Шрифт:
III
Здесь даже мысли те же, что вчера. И время, удаляясь безвозвратно, жужжа, как сумасшедшая пчела, сегодня перетягивает в завтра. Опасно жить на этом рубеже. Вновь ощущая некую беспечность, ты видишь сон, а между тем, уже тебя за плечи обнимает вечность. Благословен, кто умер без нытья. Благословен воистину, кто дожил, чтоб видеть, как за гранью бытия проснется вечно дремлющий художник и образ нанесет на полотно, чертам подобный ангельскому лику… Как в плотно затворенное окно, ты мне кричишь, но я не слышу крику. IV
Сжимая город вымерший в горсти, ночные облака молчат подолгу, чтоб мысленно молитвы донести лишь своему невидимому Богу. Но Богу дела нет до облаков. Он за столом сидит в одной пижаме, воспоминанья прожитых веков вновь занося в истории скрижали. V
Вновь созерцаешь мир, закрыв глаза, почти ничто, эпохи хромосома, по гололеду времени скользя, всем телом ощущая невесомость. И кажется, теперь уже вовек предмет не обнаружит свойства падать, не хватит силы для поднятья век. Уже никак не ощущает память желанья власти, свойственного ей, сильней желанья выползти наружу. Стремясь увидеть очертанья дней, глядит фонарь в насмешливую лужу. С такою быстротой из тьмы квартир уходит прошлое, сменяясь настоящим, что кажется: потусторонний мир в проем окна тебя за ним утащит. VI
Время напоминает второпях отправленное письмо, в котором, как всегда, забываешь сказать нечто главное. Очертания поздней осени, так схожи с ранней весной, что внешне не различимы. Город в пространстве плавает, подобно огромных размеров галере, чья пьяная матросня пытается низложить ранее ею же выбранного капитана. Фонарь, будто с девушки платье, на время ночи завесу сняв, освещает подле себя часть улицы и символ империи капитала — банк, из которого все служащие давно разбрелись по домам, поскольку даже кесарю кесарево нет желания отдавать среди ночи. От переизбытка мыслей недолго сойти с ума, и среди них одна, неназойливая, как «между прочим»: одиночество — это если можешь быть с кем угодно, но вновь занимаешь один в том пространстве позу, где даже растворенное настежь огромных размеров окно не пропускает в комнату свежий морозный воздух. В темноте среди звуков для слуха всегда ощутимей такой: от жгучих порывов ветра поскрипывает кровель железо. И бесполезно, как небо пытаться достать рукой, тянуться к тому, что ушедший век навсегда от тебя отрезал.
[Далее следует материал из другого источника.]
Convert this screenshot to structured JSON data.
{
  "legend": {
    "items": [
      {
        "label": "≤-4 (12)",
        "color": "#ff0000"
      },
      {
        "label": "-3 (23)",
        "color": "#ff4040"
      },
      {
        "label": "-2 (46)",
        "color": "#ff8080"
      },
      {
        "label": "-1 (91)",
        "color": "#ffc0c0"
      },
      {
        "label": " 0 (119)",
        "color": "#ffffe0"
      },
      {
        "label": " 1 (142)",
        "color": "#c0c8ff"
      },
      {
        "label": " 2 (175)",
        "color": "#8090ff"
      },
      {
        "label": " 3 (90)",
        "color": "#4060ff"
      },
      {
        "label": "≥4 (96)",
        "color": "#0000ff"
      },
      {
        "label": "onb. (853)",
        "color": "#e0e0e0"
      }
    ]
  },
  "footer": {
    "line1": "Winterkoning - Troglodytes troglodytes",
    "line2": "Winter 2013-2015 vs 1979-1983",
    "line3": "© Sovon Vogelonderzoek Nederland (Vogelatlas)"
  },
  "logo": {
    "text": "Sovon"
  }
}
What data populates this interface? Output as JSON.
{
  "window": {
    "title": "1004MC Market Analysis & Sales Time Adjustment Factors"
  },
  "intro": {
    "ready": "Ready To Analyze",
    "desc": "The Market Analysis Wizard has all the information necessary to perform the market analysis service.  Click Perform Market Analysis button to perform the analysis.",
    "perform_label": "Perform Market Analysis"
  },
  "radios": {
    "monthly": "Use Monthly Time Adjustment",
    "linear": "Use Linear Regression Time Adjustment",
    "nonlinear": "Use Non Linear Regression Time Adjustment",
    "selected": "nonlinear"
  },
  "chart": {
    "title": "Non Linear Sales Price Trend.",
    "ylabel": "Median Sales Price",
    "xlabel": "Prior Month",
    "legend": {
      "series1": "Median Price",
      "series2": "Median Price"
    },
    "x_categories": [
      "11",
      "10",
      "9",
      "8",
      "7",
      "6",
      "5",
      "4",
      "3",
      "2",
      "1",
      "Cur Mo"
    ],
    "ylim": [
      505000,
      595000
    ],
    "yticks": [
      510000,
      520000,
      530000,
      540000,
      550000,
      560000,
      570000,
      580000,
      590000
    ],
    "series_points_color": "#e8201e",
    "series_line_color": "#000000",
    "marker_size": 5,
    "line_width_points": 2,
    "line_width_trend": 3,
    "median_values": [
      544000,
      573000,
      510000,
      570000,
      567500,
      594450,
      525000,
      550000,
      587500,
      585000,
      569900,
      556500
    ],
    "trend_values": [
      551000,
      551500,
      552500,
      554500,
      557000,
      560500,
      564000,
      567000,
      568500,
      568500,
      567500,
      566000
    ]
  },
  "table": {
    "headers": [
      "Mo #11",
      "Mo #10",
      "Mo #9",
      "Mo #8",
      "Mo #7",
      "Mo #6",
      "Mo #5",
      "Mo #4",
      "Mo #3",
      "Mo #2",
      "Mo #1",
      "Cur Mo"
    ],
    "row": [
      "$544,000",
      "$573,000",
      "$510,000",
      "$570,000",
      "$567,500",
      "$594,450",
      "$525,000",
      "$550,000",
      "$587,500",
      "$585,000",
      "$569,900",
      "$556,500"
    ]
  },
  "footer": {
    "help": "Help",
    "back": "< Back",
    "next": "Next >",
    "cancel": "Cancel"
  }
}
VII
Вечером, когда темнота, заползая в дом, старается заполнить мебель и все предметы, неполноценный, как птица с одним крылом, поистрепавшийся календарь напоминает о том, что летом день был более долог, а ночью небо как решето, и деревья с листвой, напоминающие динозавров. Невозможно прожить сегодняшним днем потому лишь, что сегодня превратится в позавчера послезавтра. А сейчас лишь часы постукивают ходу времени в унисон. Так и вечер осенний уйдет, растворится, никем не замечен. И желанье одно: уж поскольку и должен присниться сон, лучше пусть будет кошмарным он, нежели вечным. VIII
Знаю, игла пластинки почти что достигла края. Вспоминая твой голос, вижу прошлое наяву. И, снова в пространстве комнат твой силуэт различая, я в зеркале отражаюсь, а значит, еще живу. И значит, хранимы Богом безмолвные стены дома. Вновь тишину дополнив, времени ход затих… Если меня не станет, может, поэт знакомый, не приходя в сознанье, новый напишет стих. Угрюмый город
Города похожи друг на друга…
И. Иртеньев«Как босиком по битому стеклу…»
Игорю Терехову
«Время мысли…»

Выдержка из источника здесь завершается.